57_Insert Interval

[Hard][Array, Sort]

Given a set of _non-overlapping _intervals, insert a new interval into the intervals (merge if necessary).

You may assume that the intervals were initially sorted according to their start times.

Example 1:

Input: intervals = [[1,3],[6,9]], newInterval = [2,5]

Output: [[1,5],[6,9]]

Example 2:

Input: intervals = 
[[1,2],[3,5],[6,7],[8,10],[12,16]], newInterval = [4,8]
Output: [[1,2],[3,10],[12,16]]

Solution 1: Linear Search

Idea:

• First search for the position where we should insert or merge the new interval. The intervals on the left will be neglected.

• Then search for the position where we end insertion or merge. The intervals on the right will be neglected.

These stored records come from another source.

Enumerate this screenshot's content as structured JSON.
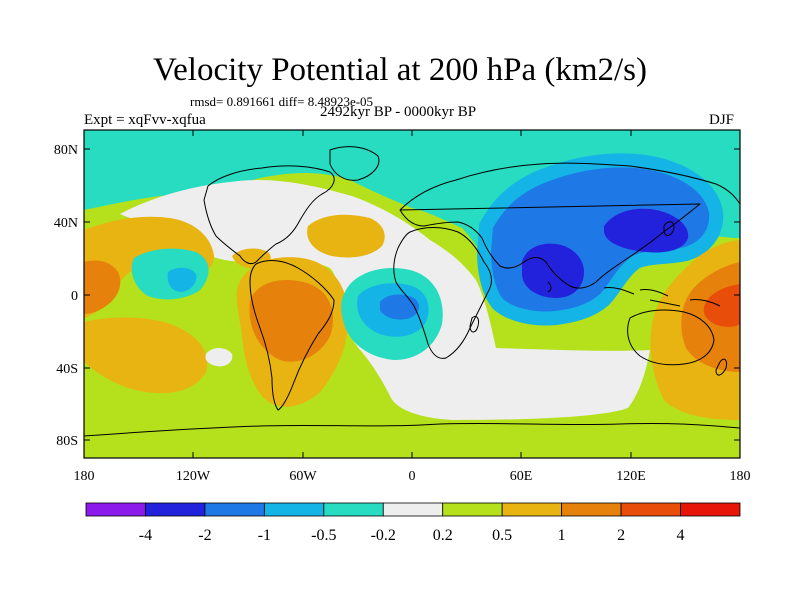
{
  "figure": {
    "title": "Velocity Potential at 200 hPa (km2/s)",
    "stats": "rmsd= 0.891661 diff= 8.48923e-05",
    "experiment": "Expt = xqFvv-xqfua",
    "period": "2492kyr BP - 0000kyr BP",
    "season": "DJF"
  },
  "map": {
    "lat_ticks": [
      "80N",
      "40N",
      "0",
      "40S",
      "80S"
    ],
    "lon_ticks": [
      "180",
      "120W",
      "60W",
      "0",
      "60E",
      "120E",
      "180"
    ],
    "lon_range": [
      -180,
      180
    ],
    "lat_range": [
      -90,
      90
    ]
  },
  "colorbar": {
    "colors": [
      "#8c1aeb",
      "#2222dc",
      "#1e78e6",
      "#14b4e6",
      "#27dcc1",
      "#eeeeee",
      "#b4e01c",
      "#e8b412",
      "#e6820c",
      "#e84d0a",
      "#e61508"
    ],
    "labels": [
      "-4",
      "-2",
      "-1",
      "-0.5",
      "-0.2",
      "0.2",
      "0.5",
      "1",
      "2",
      "4"
    ]
  },
  "fields": {
    "background_color": "#b4e01c",
    "coast_color": "#000000"
  }
}
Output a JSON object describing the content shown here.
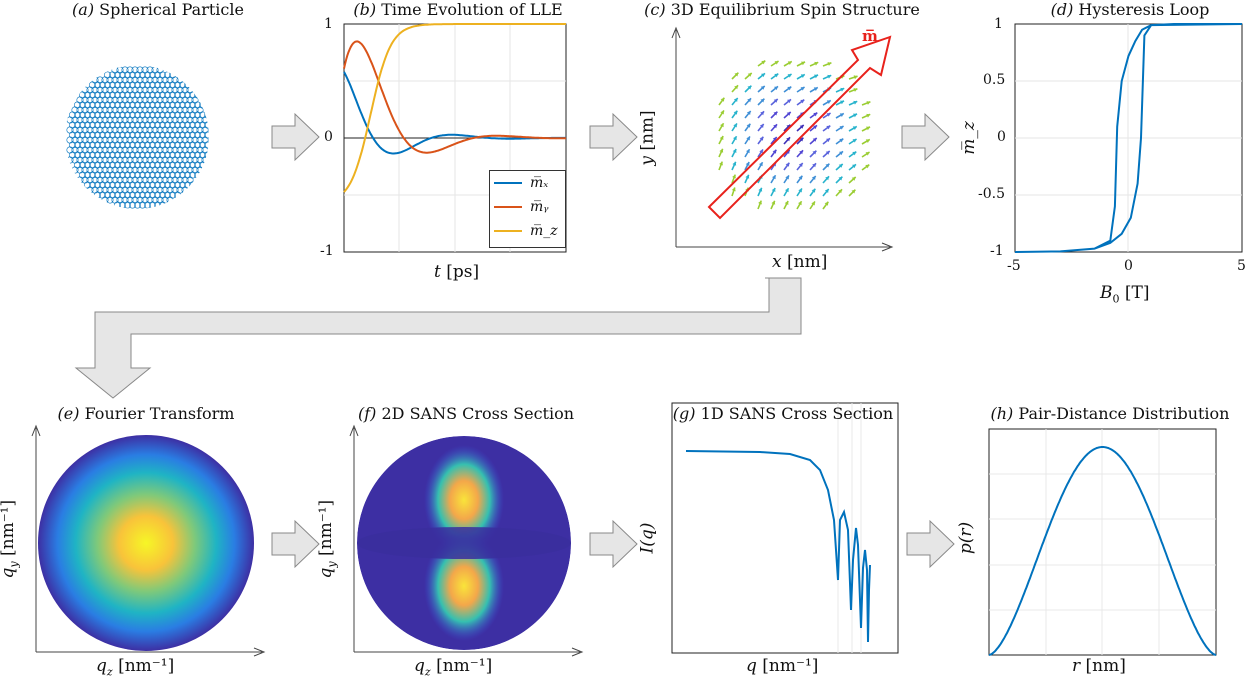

• Finally insert or merge the new interval.

Time Complexity: $O(n)$

Space Complexity: $O(1)$

# Definition for an interval.
# class Interval(object):
#     def __init__(self, s=0, e=0):
#         self.start = s
#         self.end = e

def insert(intervals, newInterval):
    """
    :type intervals: List[Interval]
    :type newInterval: Interval
    :rtype: List[Interval]
    """
    # sort the intervals by starting point
    # intervals.sort(key=lambda x: x.start)

    # search the position to start insert/merge
    i = 0
    while i < len(intervals) and newInterval.start > intervals[i].end:
        i += 1
    # if the starting point of new interval is larger than every interval
    # insert new interval to the end
    if i == len(intervals):
        return intervals + [newInterval]

    # search the position to finish insert/merge
    j = i
    while j < len(intervals) and newInterval.end >= intervals[j].start:
        j += 1

    if j == i:
        # insert the new interval
        intervals[i:j] = [newInterval]
    else:
        # merge the new interval with overlapping intervals
        left = min(intervals[i].start, newInterval.start)
        right = max(intervals[j-1].end, newInterval.end)
        # insert into the intervals
        intervals[i:j] = [Interval(left, right)]
    return intervals

Solution 2: Binary Search

Idea:

• Extract all the starting values from the intervals, find the right place to insert the starting point in the new interval by binary search

• Extract all the ending values from the intervals, find the right place to insert the ending point in the new interval bu binary search

• Insert or merge the new interval into the overlapping place.

Time Complexity: $O(\log{n})$

Space Complexity: $O(1)$

# Definition for an interval.
# class Interval(object):
#     def __init__(self, s=0, e=0):
#         self.start = s
#         self.end = e

def insert(intervals, newInterval):
    """
    :type intervals: List[Interval]
    :type newInterval: Interval
    :rtype: List[Interval]
    """        
    left, right = newInterval.start, newInterval.end
    start = [interval.start for interval in intervals]
    end = [interval.end for interval in intervals]
    i = bisect.bisect_left(start, left)
    j = bisect.bisect(end, right)
    if i > 0 and left <= intervals[i-1].end:
        left = intervals[i-1].start
        i = i - 1
    if j < len(intervals) and right >= intervals[j].start:
        right = intervals[j].end
        j = j + 1
    intervals[i:j] = [Interval(left, right)]
    return intervals